There are other ways to reform health care without violating our Constitution and our personal liberties. Let’s get back to discussing market-driven, patient-centered, result-driven solutions, like, for example, allowing people to purchase insurance across state lines, tackling existing government waste and fraud, and reforming medical malpractice laws (tort reform) to stop unwarranted lawsuits that force doctors to order unnecessary procedures just to cover themselves.

Please let your Senators know that the Pelosi Bill should be dead on arrival. Once we go down this big government path, it will be virtually impossible to reverse course. Let’s fight for the reform that makes sense for Americans before it’s too late.

- Sarah Palin

LOTUS #2: Thank you, Washington, for Requesting a Demonstrably Good Idea:

I commend the president for acknowledging today that “there are limits to what government can and should do” to ease our 10.2% unemployment rate – the highest it’s been since 1983. I also applaud his call for suggestions and expression of openness to considering “any demonstrably good idea.” Taking him at his word, I’d like to suggest this one: let’s learn from history and follow the example of the man who occupied the White House in 1983 and was able to transform an even worse recession than the one we’re currently experiencing into the largest peacetime economic expansion in American history.

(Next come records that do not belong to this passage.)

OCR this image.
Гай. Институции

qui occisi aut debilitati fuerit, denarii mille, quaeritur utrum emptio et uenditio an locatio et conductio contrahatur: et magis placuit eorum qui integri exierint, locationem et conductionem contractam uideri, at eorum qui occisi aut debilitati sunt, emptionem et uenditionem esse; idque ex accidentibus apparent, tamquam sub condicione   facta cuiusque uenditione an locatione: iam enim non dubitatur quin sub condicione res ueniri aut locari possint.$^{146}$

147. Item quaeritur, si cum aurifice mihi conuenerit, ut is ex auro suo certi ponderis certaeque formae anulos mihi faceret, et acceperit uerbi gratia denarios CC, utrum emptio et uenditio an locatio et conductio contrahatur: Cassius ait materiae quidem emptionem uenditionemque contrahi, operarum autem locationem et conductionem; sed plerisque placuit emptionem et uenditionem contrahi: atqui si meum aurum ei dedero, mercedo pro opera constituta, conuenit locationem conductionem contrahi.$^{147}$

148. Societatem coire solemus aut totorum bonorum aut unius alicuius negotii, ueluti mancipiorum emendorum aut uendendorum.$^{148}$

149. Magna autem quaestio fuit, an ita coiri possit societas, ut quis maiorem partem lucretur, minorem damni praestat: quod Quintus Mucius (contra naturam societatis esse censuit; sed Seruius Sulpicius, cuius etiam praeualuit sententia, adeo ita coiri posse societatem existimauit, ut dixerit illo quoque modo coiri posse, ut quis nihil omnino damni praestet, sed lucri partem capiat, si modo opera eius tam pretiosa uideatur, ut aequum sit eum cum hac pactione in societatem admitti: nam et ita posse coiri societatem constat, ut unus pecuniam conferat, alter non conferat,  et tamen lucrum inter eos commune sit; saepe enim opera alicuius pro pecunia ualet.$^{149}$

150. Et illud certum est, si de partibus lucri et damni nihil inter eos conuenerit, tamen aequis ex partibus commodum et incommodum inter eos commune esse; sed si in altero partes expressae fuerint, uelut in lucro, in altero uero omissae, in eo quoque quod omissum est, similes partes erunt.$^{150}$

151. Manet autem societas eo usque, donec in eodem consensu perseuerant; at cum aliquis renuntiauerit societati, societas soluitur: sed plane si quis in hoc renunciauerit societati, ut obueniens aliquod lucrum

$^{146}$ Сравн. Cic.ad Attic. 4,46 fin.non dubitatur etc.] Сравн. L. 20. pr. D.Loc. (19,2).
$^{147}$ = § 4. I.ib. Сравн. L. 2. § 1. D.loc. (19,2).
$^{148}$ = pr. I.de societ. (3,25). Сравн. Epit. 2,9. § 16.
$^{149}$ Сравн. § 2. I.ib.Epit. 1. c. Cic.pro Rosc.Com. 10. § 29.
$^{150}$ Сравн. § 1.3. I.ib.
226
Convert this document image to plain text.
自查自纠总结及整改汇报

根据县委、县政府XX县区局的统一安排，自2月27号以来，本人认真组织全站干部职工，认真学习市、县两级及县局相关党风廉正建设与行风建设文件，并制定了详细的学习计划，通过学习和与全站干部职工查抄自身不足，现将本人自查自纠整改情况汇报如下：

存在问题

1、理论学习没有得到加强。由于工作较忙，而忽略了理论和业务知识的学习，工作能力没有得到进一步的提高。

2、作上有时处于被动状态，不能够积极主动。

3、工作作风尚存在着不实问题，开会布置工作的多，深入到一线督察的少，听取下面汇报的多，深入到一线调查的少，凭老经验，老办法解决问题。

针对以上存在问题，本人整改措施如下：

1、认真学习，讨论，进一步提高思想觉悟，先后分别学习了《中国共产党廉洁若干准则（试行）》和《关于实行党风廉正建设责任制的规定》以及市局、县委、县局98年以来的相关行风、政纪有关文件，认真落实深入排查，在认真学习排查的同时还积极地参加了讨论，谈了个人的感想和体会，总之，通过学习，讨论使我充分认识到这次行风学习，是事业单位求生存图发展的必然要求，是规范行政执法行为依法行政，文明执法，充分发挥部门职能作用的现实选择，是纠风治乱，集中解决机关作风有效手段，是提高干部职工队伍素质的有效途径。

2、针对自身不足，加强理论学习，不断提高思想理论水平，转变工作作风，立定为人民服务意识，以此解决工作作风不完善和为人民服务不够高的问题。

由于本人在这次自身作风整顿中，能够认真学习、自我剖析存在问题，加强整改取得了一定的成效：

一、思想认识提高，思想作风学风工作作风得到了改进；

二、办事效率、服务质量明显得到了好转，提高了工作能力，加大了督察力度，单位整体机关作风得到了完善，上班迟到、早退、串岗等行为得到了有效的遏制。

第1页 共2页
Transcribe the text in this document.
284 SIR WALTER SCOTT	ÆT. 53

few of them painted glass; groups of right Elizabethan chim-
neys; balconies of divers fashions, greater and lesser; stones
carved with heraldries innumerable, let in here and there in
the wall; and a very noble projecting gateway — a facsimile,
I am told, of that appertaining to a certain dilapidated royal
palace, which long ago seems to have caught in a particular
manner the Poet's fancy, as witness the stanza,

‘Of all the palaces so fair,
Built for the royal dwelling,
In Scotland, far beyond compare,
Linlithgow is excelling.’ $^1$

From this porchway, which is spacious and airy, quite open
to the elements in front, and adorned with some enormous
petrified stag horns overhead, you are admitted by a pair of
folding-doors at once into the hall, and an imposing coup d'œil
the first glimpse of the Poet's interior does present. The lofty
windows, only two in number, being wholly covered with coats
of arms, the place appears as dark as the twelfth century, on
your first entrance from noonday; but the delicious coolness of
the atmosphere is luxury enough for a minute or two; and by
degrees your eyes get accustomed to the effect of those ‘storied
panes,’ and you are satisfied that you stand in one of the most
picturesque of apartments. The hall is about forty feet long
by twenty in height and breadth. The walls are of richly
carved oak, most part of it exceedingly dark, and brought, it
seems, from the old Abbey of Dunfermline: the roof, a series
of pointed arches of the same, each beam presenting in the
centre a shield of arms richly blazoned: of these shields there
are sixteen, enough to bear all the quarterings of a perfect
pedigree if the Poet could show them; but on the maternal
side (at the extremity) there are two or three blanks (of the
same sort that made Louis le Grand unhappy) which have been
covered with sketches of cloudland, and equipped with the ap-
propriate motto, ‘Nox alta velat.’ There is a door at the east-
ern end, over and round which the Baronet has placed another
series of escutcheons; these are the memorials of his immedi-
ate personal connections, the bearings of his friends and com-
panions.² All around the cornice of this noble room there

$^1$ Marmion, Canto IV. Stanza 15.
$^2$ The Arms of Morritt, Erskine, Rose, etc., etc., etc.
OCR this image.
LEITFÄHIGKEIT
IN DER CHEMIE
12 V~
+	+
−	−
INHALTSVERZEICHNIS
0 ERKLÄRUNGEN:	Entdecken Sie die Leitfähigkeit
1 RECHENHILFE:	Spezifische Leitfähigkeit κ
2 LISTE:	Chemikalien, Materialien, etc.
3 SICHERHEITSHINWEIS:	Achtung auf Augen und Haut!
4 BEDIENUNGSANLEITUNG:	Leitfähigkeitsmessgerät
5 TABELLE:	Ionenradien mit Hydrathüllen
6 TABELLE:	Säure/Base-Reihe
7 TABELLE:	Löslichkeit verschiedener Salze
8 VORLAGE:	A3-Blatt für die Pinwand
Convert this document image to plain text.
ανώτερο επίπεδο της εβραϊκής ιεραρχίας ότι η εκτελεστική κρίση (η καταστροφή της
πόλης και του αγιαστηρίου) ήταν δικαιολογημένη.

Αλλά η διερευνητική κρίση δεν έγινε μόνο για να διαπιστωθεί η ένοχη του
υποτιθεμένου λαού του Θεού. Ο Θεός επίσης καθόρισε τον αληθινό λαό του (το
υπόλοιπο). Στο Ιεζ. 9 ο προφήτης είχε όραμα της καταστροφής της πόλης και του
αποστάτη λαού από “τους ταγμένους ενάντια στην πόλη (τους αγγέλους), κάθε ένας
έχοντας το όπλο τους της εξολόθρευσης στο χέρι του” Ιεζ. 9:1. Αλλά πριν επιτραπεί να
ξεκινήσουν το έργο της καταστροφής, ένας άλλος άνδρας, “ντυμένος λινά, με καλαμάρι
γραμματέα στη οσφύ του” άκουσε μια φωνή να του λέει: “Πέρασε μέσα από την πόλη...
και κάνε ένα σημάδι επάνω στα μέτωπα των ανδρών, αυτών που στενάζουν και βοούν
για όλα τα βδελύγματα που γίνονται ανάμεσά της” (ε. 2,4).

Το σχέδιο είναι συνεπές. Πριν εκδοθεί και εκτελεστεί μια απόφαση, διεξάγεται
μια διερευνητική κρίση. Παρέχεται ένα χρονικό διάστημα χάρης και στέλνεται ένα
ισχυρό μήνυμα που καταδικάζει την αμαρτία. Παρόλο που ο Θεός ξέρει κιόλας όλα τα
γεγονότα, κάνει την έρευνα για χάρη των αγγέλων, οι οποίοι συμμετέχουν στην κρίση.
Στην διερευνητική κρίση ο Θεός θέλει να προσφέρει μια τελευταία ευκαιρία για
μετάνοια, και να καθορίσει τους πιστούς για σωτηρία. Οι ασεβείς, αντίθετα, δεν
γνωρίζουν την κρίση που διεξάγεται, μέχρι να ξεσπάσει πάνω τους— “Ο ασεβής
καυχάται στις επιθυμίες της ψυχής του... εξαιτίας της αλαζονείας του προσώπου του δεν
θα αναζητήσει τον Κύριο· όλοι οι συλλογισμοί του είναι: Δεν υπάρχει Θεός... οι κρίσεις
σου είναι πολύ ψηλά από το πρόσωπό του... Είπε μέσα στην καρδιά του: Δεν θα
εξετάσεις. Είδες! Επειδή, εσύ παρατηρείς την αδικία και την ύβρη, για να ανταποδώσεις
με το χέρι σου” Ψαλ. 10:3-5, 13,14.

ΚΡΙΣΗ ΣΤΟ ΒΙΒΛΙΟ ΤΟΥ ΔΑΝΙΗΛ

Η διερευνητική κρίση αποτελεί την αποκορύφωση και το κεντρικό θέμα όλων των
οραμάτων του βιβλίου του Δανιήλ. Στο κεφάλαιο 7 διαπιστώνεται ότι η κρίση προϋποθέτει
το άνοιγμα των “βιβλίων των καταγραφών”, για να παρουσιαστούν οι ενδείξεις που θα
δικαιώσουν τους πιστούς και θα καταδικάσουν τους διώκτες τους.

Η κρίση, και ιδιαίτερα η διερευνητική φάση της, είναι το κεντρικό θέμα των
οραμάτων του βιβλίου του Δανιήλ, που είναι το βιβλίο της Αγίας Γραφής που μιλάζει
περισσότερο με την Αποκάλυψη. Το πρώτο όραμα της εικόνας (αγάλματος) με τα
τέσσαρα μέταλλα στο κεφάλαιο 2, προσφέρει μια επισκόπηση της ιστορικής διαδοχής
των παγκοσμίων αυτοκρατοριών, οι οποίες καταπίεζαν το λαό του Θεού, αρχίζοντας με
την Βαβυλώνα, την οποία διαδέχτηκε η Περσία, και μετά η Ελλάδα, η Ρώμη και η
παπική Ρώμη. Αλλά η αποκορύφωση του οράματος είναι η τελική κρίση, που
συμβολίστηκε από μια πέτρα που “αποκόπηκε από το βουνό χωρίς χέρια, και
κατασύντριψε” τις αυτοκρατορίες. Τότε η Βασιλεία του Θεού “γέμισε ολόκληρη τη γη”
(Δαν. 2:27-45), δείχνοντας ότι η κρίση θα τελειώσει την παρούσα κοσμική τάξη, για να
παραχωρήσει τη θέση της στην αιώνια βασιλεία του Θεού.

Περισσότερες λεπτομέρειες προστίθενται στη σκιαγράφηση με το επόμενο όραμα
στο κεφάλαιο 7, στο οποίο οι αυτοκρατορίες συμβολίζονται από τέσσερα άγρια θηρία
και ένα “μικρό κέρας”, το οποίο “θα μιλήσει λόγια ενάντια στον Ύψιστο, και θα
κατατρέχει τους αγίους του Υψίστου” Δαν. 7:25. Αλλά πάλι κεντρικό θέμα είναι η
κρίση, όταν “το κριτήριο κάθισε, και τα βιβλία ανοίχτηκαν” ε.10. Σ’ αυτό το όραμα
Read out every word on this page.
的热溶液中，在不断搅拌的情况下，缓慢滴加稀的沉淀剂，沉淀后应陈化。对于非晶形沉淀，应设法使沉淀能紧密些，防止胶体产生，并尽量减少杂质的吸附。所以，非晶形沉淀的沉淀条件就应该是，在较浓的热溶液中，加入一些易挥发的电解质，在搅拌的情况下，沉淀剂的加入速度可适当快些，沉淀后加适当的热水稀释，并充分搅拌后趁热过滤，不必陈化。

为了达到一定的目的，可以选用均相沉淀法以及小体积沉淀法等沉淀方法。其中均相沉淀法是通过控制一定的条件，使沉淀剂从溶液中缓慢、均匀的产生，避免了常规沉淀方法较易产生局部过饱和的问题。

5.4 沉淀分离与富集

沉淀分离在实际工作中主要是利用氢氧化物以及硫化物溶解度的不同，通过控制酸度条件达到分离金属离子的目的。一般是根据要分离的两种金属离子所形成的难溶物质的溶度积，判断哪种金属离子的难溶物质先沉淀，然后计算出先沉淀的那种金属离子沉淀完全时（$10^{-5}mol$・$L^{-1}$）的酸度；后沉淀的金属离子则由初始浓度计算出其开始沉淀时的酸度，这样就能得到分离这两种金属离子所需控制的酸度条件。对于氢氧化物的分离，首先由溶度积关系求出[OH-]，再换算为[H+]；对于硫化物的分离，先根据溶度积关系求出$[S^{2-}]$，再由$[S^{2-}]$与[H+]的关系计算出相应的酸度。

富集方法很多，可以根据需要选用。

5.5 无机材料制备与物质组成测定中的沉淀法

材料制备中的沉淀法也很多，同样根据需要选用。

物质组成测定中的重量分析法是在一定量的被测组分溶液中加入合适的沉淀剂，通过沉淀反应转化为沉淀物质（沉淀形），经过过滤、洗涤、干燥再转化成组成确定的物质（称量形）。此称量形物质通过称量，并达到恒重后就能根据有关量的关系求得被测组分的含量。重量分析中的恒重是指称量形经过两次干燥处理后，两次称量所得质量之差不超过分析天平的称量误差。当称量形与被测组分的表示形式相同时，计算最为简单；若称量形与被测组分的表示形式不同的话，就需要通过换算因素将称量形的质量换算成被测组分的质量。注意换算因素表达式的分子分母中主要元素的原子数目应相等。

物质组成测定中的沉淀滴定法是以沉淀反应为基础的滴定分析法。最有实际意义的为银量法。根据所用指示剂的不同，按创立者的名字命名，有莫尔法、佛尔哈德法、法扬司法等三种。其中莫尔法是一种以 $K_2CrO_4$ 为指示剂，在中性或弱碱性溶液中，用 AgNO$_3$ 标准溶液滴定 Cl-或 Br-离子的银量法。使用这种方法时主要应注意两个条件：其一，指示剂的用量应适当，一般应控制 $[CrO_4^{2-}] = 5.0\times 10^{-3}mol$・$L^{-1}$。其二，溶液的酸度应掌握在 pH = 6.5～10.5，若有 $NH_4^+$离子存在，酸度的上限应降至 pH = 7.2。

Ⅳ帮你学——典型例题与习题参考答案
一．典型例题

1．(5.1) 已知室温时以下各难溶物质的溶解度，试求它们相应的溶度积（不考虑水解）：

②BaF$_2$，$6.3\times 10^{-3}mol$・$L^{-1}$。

When you realize the magnitude of President Reagan’s achievements, there is absolutely no reason why anyone would ignore his “demonstrably good” example. If you want real job growth, cut taxes – including capital gains taxes and small business payroll taxes – and slay the death tax once and for all. If you want to stimulate the economy and help poor and middle class families, cut payroll taxes so that more Americans can keep and invest more of what they earn.

If you want lasting economic expansion and prosperity, get the federal government’s budget under control. Instead of more pork-laden stimulus plans, let the free market correct itself. That’s what Reagan did, and history proves it worked.

In his comments today, the president honorably suggested that he welcomes our ideas on how to put America’s economy on the right track. But, there also seemed to be a suggested chastisement of the private sector’s efforts to right some economic wrongs when he said, “...small businesses and large firms...have not yet been willing to take the steps necessary to hire again.”

As business owners seek to expand, or just to keep doors open today, it’s not as if they are refusing to hire out of spite. Given a pro-private sector environment they will be only too happy to hire more people and grow their businesses. Perhaps if leadership in Washington reassured them by, for example, cutting tax burdens and making government more efficient, it would send our businesses a message that it’s safe and smart to expand today.

These are difficult times for so many Americans who are out of work. I implore our leaders to not threaten our economy’s job creators with increased taxes and job-killing schemes like cap-and-tax and the government health care takeover. Government needs to get out of their way and off their backs so that they can grow and hire again.

The lessons of history are clear. We’re blessed to have so many lessons from which to learn, and we’d be smart to emulate successes in America’s past. Our economic recovery decisions should be based on the same free market principles that Reagan employed. They work, history proves it, and I thank our president for asking for this input.